I’ve had some unusual relationships. There was the years-long relationship during which we never touched each other in a sexual manner. We lived together, with separate bedrooms. That relationship ended because it wasn’t just the relationship that was bizarre; it was him.

I had a similarly atypical relationship with a much, much, much younger (but legal) man. There are many benefits to such a relationship, besides the obvious. He introduced me to new music and he got me to do things I probably wouldn’t have otherwise, some that may never have even occurred to me. He made me laugh amazed me with his capacity for generating ideas. He infused my life with energy and enthusiasm and renewed my interest in the world.

The age difference never bothered me at all. It weirded him out a little, mostly because he was surprised. I tend to forget how old people are anyway. I don’t know what his friends thought, but I can tell you that mine were all for it.

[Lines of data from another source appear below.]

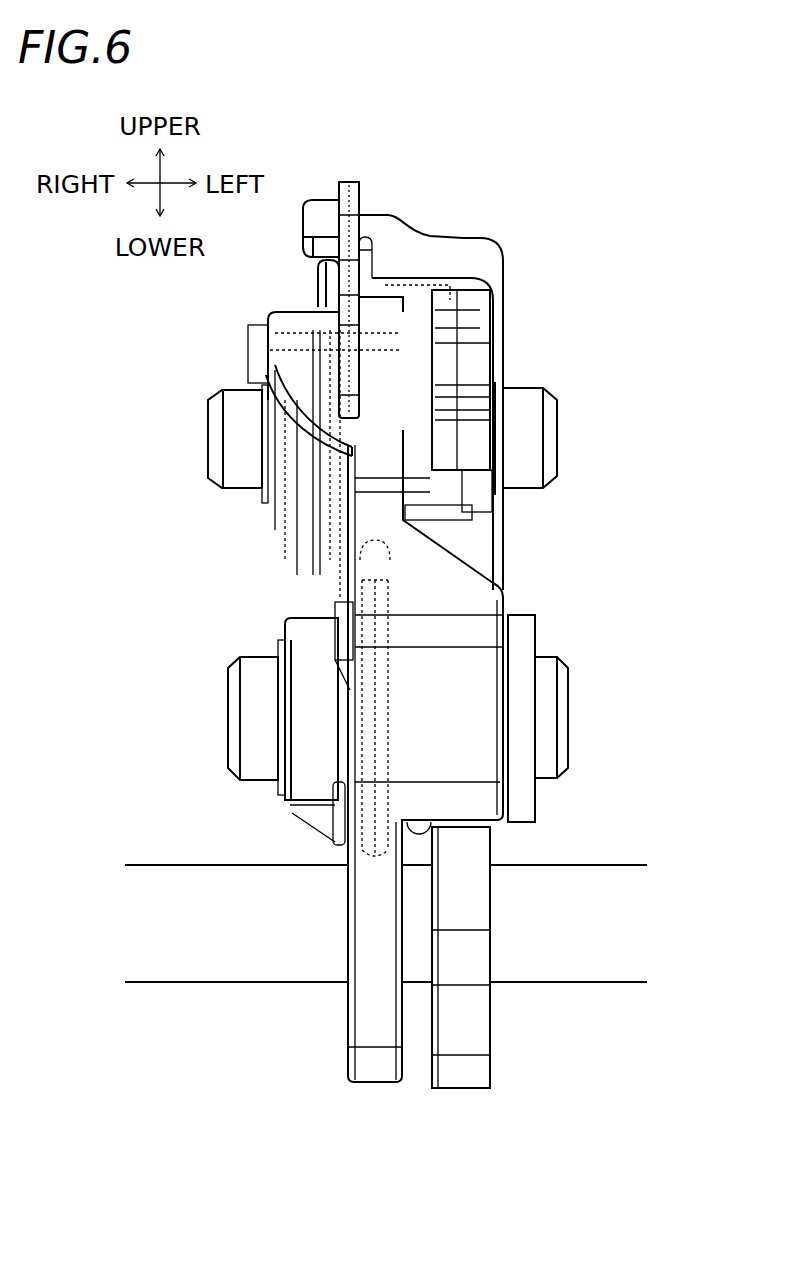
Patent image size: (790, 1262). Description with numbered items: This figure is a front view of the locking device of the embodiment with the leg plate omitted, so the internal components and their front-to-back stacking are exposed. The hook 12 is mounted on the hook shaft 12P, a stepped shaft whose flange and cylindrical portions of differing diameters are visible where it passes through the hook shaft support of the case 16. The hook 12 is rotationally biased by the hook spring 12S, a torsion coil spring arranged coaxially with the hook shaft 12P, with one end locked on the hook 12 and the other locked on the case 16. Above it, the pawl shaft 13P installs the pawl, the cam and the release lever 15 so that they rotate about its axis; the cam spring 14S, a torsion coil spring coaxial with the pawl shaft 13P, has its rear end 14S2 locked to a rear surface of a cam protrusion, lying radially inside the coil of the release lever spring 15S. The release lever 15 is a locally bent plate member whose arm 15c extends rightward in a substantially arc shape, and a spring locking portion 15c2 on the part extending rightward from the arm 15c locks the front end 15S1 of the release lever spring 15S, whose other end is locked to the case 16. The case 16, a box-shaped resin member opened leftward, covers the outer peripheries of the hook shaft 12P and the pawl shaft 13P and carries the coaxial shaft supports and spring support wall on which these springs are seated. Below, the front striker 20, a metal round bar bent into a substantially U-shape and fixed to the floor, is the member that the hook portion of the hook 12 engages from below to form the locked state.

The hook 12 is at (462, 1090).
The hook shaft 12P is at (569, 720).
The hook spring 12S is at (388, 600).
The pawl shaft 13P is at (557, 437).
The cam spring 14S is at (388, 400).
The rear end of the cam spring 14S2 is at (445, 283).
The release lever 15 is at (431, 372).
The arm 15c is at (418, 228).
The spring locking portion 15c2 is at (318, 200).
The release lever spring 15S is at (318, 292).
The front end of the release lever spring 15S1 is at (352, 182).
The case 16 is at (503, 600).
The front striker 20 is at (598, 865).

The only time it got uncomfortable was when we went out in public together. Yep, people would sometimes assume I was his mother. It happened a lot less often that you might think, given that we didn’t act like blood relatives! It did happen, though, and it pissed me off.

I know we, as humans, like to classify things, which we do to help us make sense of the world. If we know a couple is married, we make all sorts of related assumptions based on what we think it means to be a married couple. If we know two people are mother and son, we’re probably not going to come on to either one.

If we don’t know what the relationship between two people is, we have a tendency to fill in the blanks. “That guy is way younger than that woman, so they must be hanging out because they’re related. I’m going to guess he’s her son and go with that.” That gives us an idea of what kind of behavior is acceptable toward and in front of the people in question. The rules of polite society dictate which behaviors are “appropriate” and which might be frowned upon. That makes us feel secure and confident and we can go about our busy day of misreading nonverbal cues and mislabeling relationships.

Come on, man. Do you really think a young man stands this close to his mother? Or touches her like this or looks at her like that? Where the fuck are you from that this is the norm between parent and child? He finally resorted to calling me “sugar tits” in public to head that shit off at the pass.

Nonverbal cues aside, why do you need to fit relationships into a neat little box with a preconceived label? Where do you get the idea that an adult woman and a young adult man can’t hang out just because they enjoy each others’ company? Why do you even need to know?

On the other hand, it was kind of fun to watch the confusion, realization, surprise, discomfort cycle play out on the faces of those we set straight.